Mientras Anna entraba en la casa, el olor a pintura fresca y a mueble nuevo la golpeó. Todo era demasiado perfecto, demasiado limpio. No había huellas de su madre, no había recuerdos. Era una página en blanco que ella no tenía intención de escribir.
—Anna, cariño, ¿estás bien? —preguntó su padre, notando su expresión sombría.
—Estoy perfectamente —respondió ella, la voz teñida de un sarcasmo que solo su padre, en su ceguera, no pareció captar—. Es solo que este sitio es… diferente.
Se dirigió a las escaleras, buscando la habitación que le habían asignado. Era grande, con una cama de matrimonio y una ventana que daba al jardín trasero. Abrió su maleta y empezó a sacar su ropa, doblando las camisetas y los pantalones con una precisión casi obsesiva. Era una forma de mantener el control en un mundo que se le escapaba de las manos.
Mientras colocaba sus libros en la estantería, sus ojos se posaron en una foto de su madre. La cogió, acariciando el cristal con el pulgar. Una lágrima solitaria rodó por su mejilla. Echaba de menos su risa, sus consejos, la forma en que la abrazaba cuando las cosas iban mal. Ahora, solo tenía el silencio.
Abajo, en el salón, su padre y su madrastra hablaban animadamente sobre la decoración y los planes para el jardín. Anna los escuchaba a medias, sintiendo cómo la ira se acumulaba en su pecho. ¿Cómo podían estar tan felices? ¿Cómo podían seguir adelante como si nada hubiera pasado?
Decidió salir a explorar. Necesitaba aire, necesitaba escapar de esa casa que se sentía como una prisión. Se puso una sudadera con capucha y unos vaqueros, y salió por la puerta trasera, adentrándose en el jardín. Era amplio, con árboles altos y un pequeño estanque.
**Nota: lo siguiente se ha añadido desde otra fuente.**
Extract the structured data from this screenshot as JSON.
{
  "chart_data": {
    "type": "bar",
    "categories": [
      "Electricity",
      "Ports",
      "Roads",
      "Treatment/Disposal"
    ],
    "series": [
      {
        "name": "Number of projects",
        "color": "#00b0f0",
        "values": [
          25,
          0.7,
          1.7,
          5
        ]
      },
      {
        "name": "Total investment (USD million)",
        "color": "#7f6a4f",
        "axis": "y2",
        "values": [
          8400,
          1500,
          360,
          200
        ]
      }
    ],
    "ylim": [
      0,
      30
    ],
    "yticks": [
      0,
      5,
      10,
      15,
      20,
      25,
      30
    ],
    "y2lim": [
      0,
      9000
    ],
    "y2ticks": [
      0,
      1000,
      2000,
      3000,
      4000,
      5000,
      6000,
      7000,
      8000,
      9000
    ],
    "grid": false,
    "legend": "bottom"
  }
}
Caminó sin rumbo, sus pensamientos un torbellino de emociones.
Mientras tanto, en la casa de enfrente, Jake seguía sentado en el porche, el muñeco Chucky en una silla a su lado. La extraña chica rubia no se le iba de la cabeza. Su acento, sus ojos verdes, la forma en que había dicho que Chucky "daba mal rollo". Era la primera persona, además de Lexy, que había reaccionado de esa manera al muñeco. Y Lexy lo hacía por pura maldad. Pero esta chica… su tono había sido diferente, casi… preocupado.
—¿Mal rollo, eh, Chucky? —murmuró Jake, mirando al muñeco—. Ella no sabe nada.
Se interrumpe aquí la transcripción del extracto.